How can powers which Bill Clinton exercised without controversy suddenly be impeachable ofences?
Dateline 04 January 2006
September 11th 2001 was a major event in the consciousness of America. There has been a major shift in what people expect the US to do to counter terrorism. The constitution and the law still apply, but within those parameters, that which is politically acceptable has shifted. The view of major media organizations has also changed. Oddly, the view adopted by the media has shifted in the opposite direction to that of the rest of the populace.
Let us take, for example, the issue of wiretaps and warrantless searches. From (at least) the 1860s to the 1990s the legal and political situation was absolutely clear. Lincoln authorized the reading of telegraphs and this continued until telegraphs more or less ceased a hundred years later. Since then other presidents, including Carter and Clinton, authorized, numerous eavesdropping activities. This was not secret. It was publicly affirmed in numerous court cases, including a Supreme Court ruling in 1972.
For wholly domestic crime, warrants are required for searches or eavesdropping under the Bill of Rights. But in defending the US against external threat the constitution has only one thing to say: that the President is Commander in Chief.
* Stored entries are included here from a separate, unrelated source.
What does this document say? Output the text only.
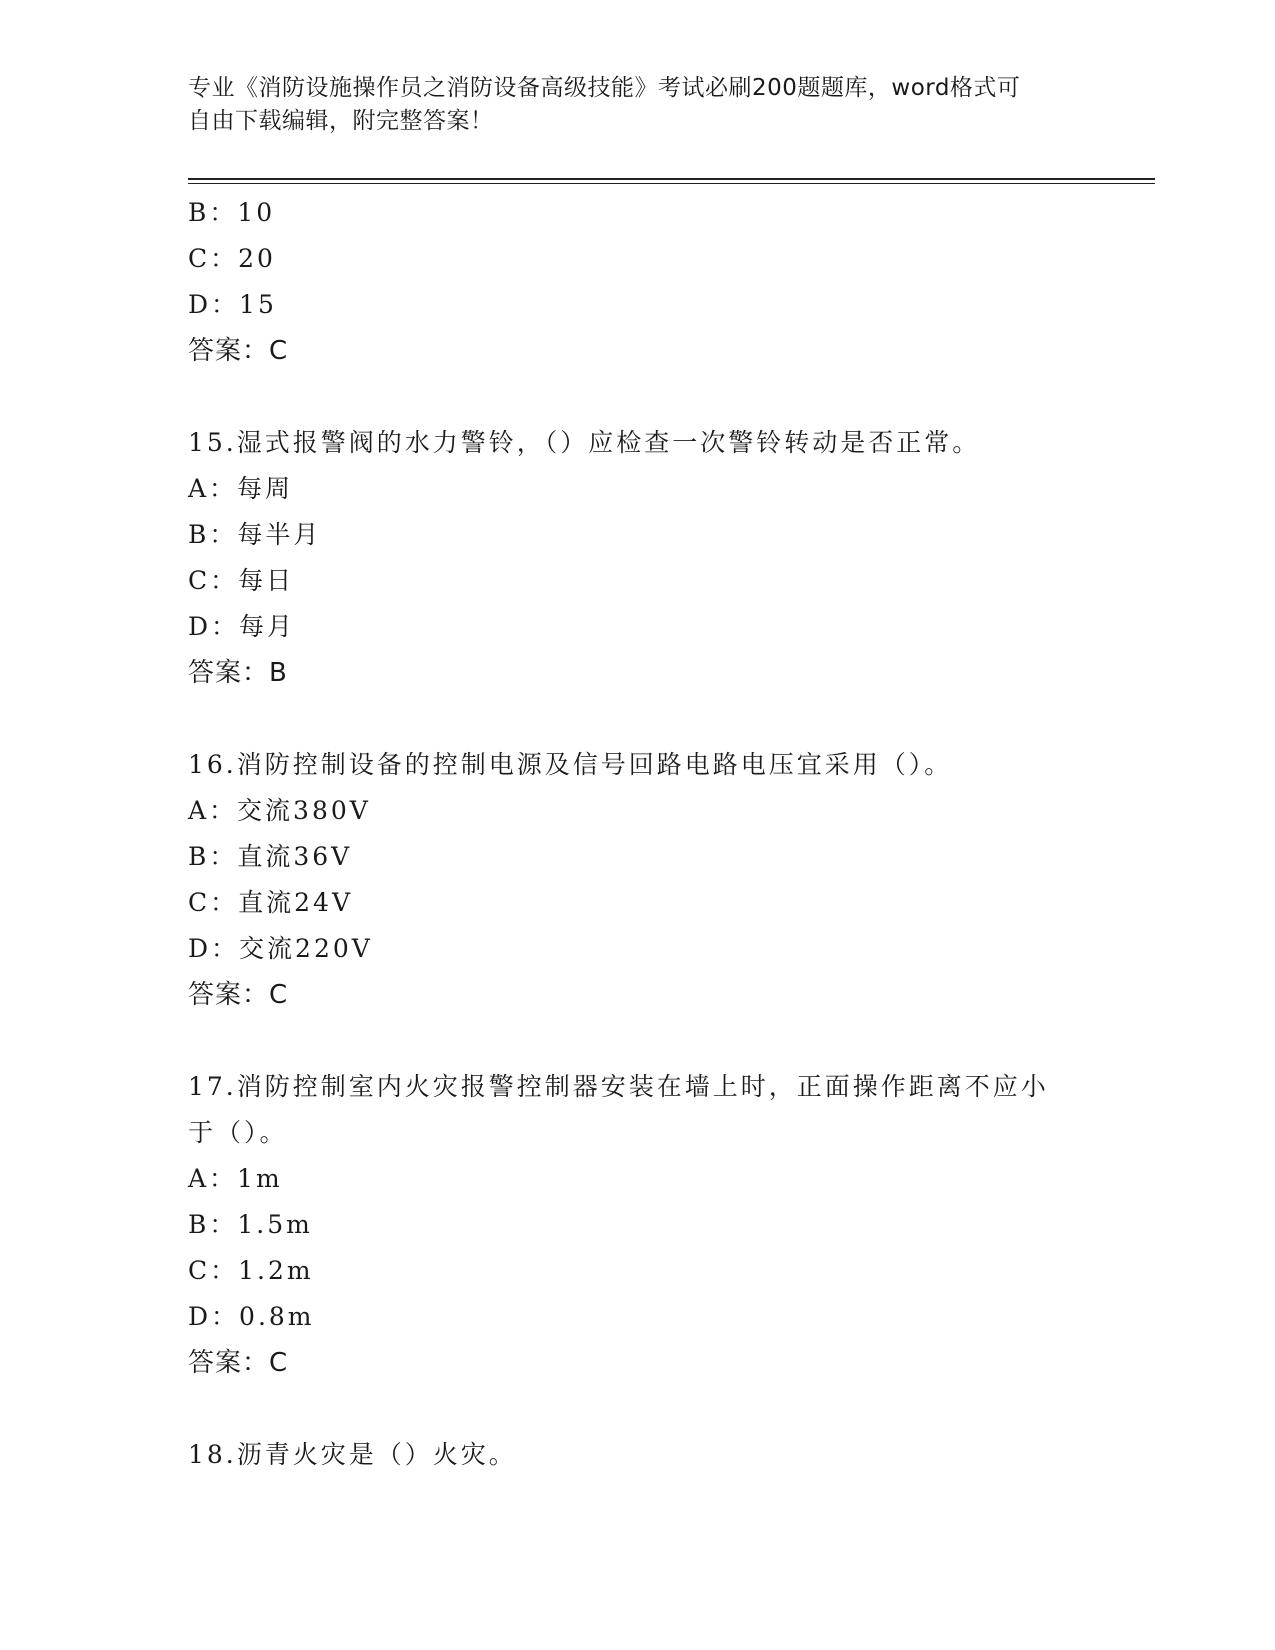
专业《消防设施操作员之消防设备高级技能》考试必刷200题题库，word格式可
自由下载编辑，附完整答案！
B：10
C：20
D：15
答案：C
15.湿式报警阀的水力警铃，（）应检查一次警铃转动是否正常。
A：每周
B：每半月
C：每日
D：每月
答案：B
16.消防控制设备的控制电源及信号回路电路电压宜采用（）。
A：交流380V
B：直流36V
C：直流24V
D：交流220V
答案：C
17.消防控制室内火灾报警控制器安装在墙上时，正面操作距离不应小
于（）。
A：1m
B：1.5m
C：1.2m
D：0.8m
答案：C
18.沥青火灾是（）火灾。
In parliamentary systems control of the armed forces – like other executive powers – is owned by parliament and loaned to the government. The executive remains accountable on a day to day basis to parliament. The US has an utterly different system. The President’s powers derive from his constitutional role as head of one of three co-equal branches of government, and he does not report to Congress or the courts any more than they report to him.
The media shared the view of the courts and of Congress that, under the first 42 presidents of the republic, there was no controversy surrounding the exercise of the president’s role as commander in chief. This was the right call. “Commander in chief gives legal and uncontroversial orders to Pentagon” is not exactly a riveting headline.
When Bill Clinton authorized spying on Osama bin Laden, including on his communication with persons inside the US, the only newsworthy angle was that when bin Laden used satellite phones the CIA could not only listen in, but also identify his exact location. Since bin Laden engaged in several high profile and deadly attacks on the US during Clinton’s presidency, including the World Trade Center bombings of 1993, it makes you wonder why nothing was done with this information. He was, even then, the most wanted man in the world. The US knew where he was, and did nothing.
When the media reported that he could be tracked by his satellite phone, he stopped using one, which is a shame. We can be sure that if the Bush administration had been able to identify his location it would have done more than put the information on file.
But now, in the post-9/11 world, powers thought uncontentious under Bill Clinton are considered illegal and a scandal under George W Bush. A few extreme partisans, like Newsweek’s Jonathan Alter and some of the more wacky political websites, are even calling for impeachment. Presidential powers which were not even considered newsworthy under Clinton are now grounds for impeachment? When was this constitutional amendment passed? Who agreed to strip the executive branch of its authority to confront dangers to the security of the US?
Or is it just that Newsweek, along with Time, the New York Times, Washington Post, CBS, NBC and CNN, long ago stopped reporting in the public interest and replaced news reporting with partisan commentary?